A good walkthrough of this setup process can be found on tensult's blog. The key item is to ensure that the awslogs
process settings file has the proper group installed:
[/var/log/messages]
datetime_format = %b %d %H:%M:%S
file = /var/log/messages
buffer_duration = 5000
log_stream_name = {instance_id}
initial_position = start_of_file
log_group_name = logs-for-security-ingestion
You should immediately see logs flowing into CloudWatch, and within five or ten minutes, showing up in S3 as gzipped files.
Conclusions
Centralizing logs across many application accounts is more confusing than it probably should be. Moving the logs from S3 into another system frequently requires additional infrastructure and configurations.

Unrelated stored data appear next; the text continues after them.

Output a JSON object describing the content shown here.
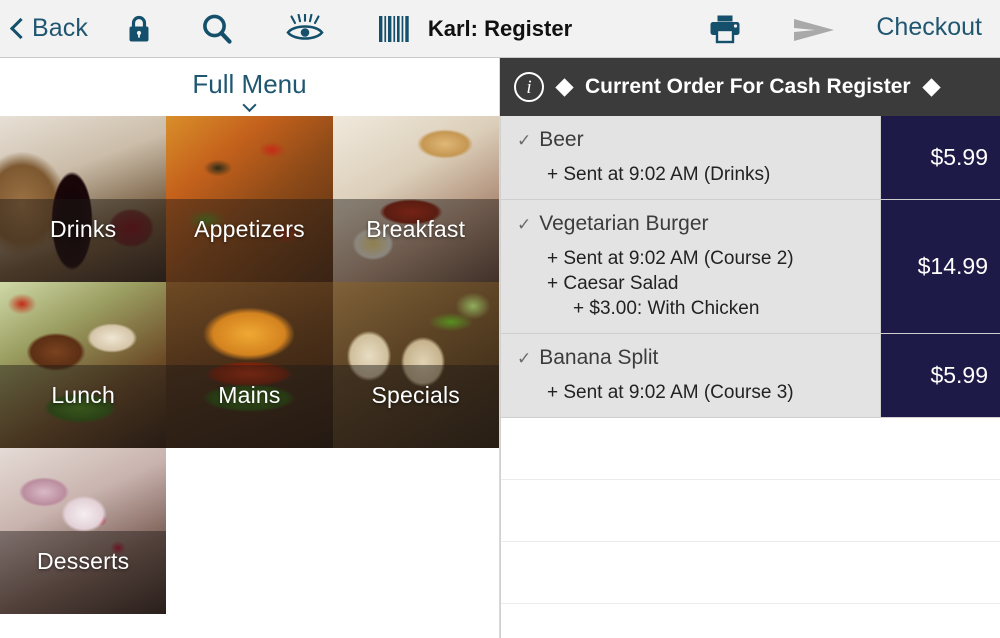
{
  "toolbar": {
    "back_label": "Back",
    "title": "Karl: Register",
    "checkout_label": "Checkout",
    "icons": {
      "lock": "lock-icon",
      "search": "search-icon",
      "eye": "eye-icon",
      "barcode": "barcode-icon",
      "print": "print-icon",
      "send": "send-icon"
    },
    "accent_color": "#1f5670",
    "send_disabled_color": "#a9a9a9",
    "background": "#f2f2f2"
  },
  "menu": {
    "header_title": "Full Menu",
    "chevron": "chevron-down-icon",
    "tiles": [
      {
        "label": "Drinks",
        "photo": "ph-drinks"
      },
      {
        "label": "Appetizers",
        "photo": "ph-appetizers"
      },
      {
        "label": "Breakfast",
        "photo": "ph-breakfast"
      },
      {
        "label": "Lunch",
        "photo": "ph-lunch"
      },
      {
        "label": "Mains",
        "photo": "ph-mains"
      },
      {
        "label": "Specials",
        "photo": "ph-specials"
      },
      {
        "label": "Desserts",
        "photo": "ph-desserts"
      }
    ]
  },
  "order": {
    "header": {
      "info_glyph": "i",
      "title": "Current Order For Cash Register",
      "left_marker": "diamond-icon",
      "right_marker": "diamond-icon",
      "background": "#3b3b3b"
    },
    "check_glyph": "✓",
    "price_badge_color": "#1e1a47",
    "row_background": "#e3e3e3",
    "items": [
      {
        "name": "Beer",
        "price": "$5.99",
        "mods": [
          {
            "text": "+ Sent at 9:02 AM (Drinks)",
            "indent": 0
          }
        ]
      },
      {
        "name": "Vegetarian Burger",
        "price": "$14.99",
        "mods": [
          {
            "text": "+ Sent at 9:02 AM (Course 2)",
            "indent": 0
          },
          {
            "text": "+ Caesar Salad",
            "indent": 0
          },
          {
            "text": "+ $3.00: With Chicken",
            "indent": 1
          }
        ]
      },
      {
        "name": "Banana Split",
        "price": "$5.99",
        "mods": [
          {
            "text": "+ Sent at 9:02 AM (Course 3)",
            "indent": 0
          }
        ]
      }
    ],
    "empty_row_count": 3
  }
}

However, the security benefits of this are numerous, and it's probably worth doing as you scale up a larger business on AWS.
Unfortunately, all this infrastructure doesn't come free. Each component carries a cost (though I have not found it to be notable compared to what is monitored, with tight filters to scope down total logs ingested), and operational overhead.
I have not covered it here, but additional monitoring may be required to ensure that the log flow through these components is uninterrupted, and source logs are not being missed through missing subscriptions or improper CloudWatch agent setups.